With a little bit of stage drama, Noseda came on stage after intermission, took a perfunctory bow, whipped around, punching the down-beat as he turned, and they were off. What followed was serious, exhilarating and sometimes surprising. There was a searching delicacy in the playfulness of the third movement that, at times, sounded almost intimate, the strings so soft that their sound was more aura than substance. The brass in the final movement exuded elation more than triumph, and, throughout, the performance radiated joy, as if Noseda was exploring Beethoven’s soul, not just his mind. The orchestra was on the top of its game and swept up in Noseda’s energy and intensity, playing the symphony as if it were a fresh experience.

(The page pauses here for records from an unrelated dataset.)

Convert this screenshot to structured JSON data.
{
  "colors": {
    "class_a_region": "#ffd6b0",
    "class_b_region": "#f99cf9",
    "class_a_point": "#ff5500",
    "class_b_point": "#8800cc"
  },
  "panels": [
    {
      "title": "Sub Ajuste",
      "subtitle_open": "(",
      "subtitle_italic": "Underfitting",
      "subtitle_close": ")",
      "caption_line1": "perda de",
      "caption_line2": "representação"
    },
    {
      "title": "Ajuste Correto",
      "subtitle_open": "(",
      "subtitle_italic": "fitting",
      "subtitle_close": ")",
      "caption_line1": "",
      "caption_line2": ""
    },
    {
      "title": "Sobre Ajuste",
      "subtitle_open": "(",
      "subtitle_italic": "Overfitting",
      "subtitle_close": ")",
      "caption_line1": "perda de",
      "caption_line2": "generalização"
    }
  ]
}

Schoenberg began work on his Chamber Symphony no. 2 (for 15 players) in 1906 while he was still writing largely tonal music. Struggling to finish, he put it away for almost 30 years, an interval he spent developing the twelve-tone harmonic system for which he became famous (or, in some circles, infamous). But when, on the urging of a colleague he picked it up again in 1933, he chose to return to a tonal idiom. Although “Chamber” has stuck to its title, at some point along the way, the piece grew to full symphonic proportions.

There’s a sweetness to the symphony’s two movements that Noseda and the orchestra projected beautifully. The first movement, somewhat dark and anxious, builds in waves of tension, never hurried but inexorable. The melodic fragment first heard in the flute wanders around the orchestra, and different timbres give it very different personalities but all quite gentle and transparent. The second movement is sunnier and more scattered with shards of themes tried out in various combinations, its many solos strewn around the orchestra reflecting its chamber origins.

Between the Schoenberg and the Beethoven, not so much a bridge as a cushion, was a lush and colorful reading of Brahms Variations on a Theme by Haydn. Noseda focused on contrasts of mood here, the mistiness of the first variation, the careful balance of interweaving melodies in the fourth and the blaze of sunlight as the music shifts from minor to major in the majestic final passacaglia.

The program will be repeated 8 p.m. Friday and Saturday.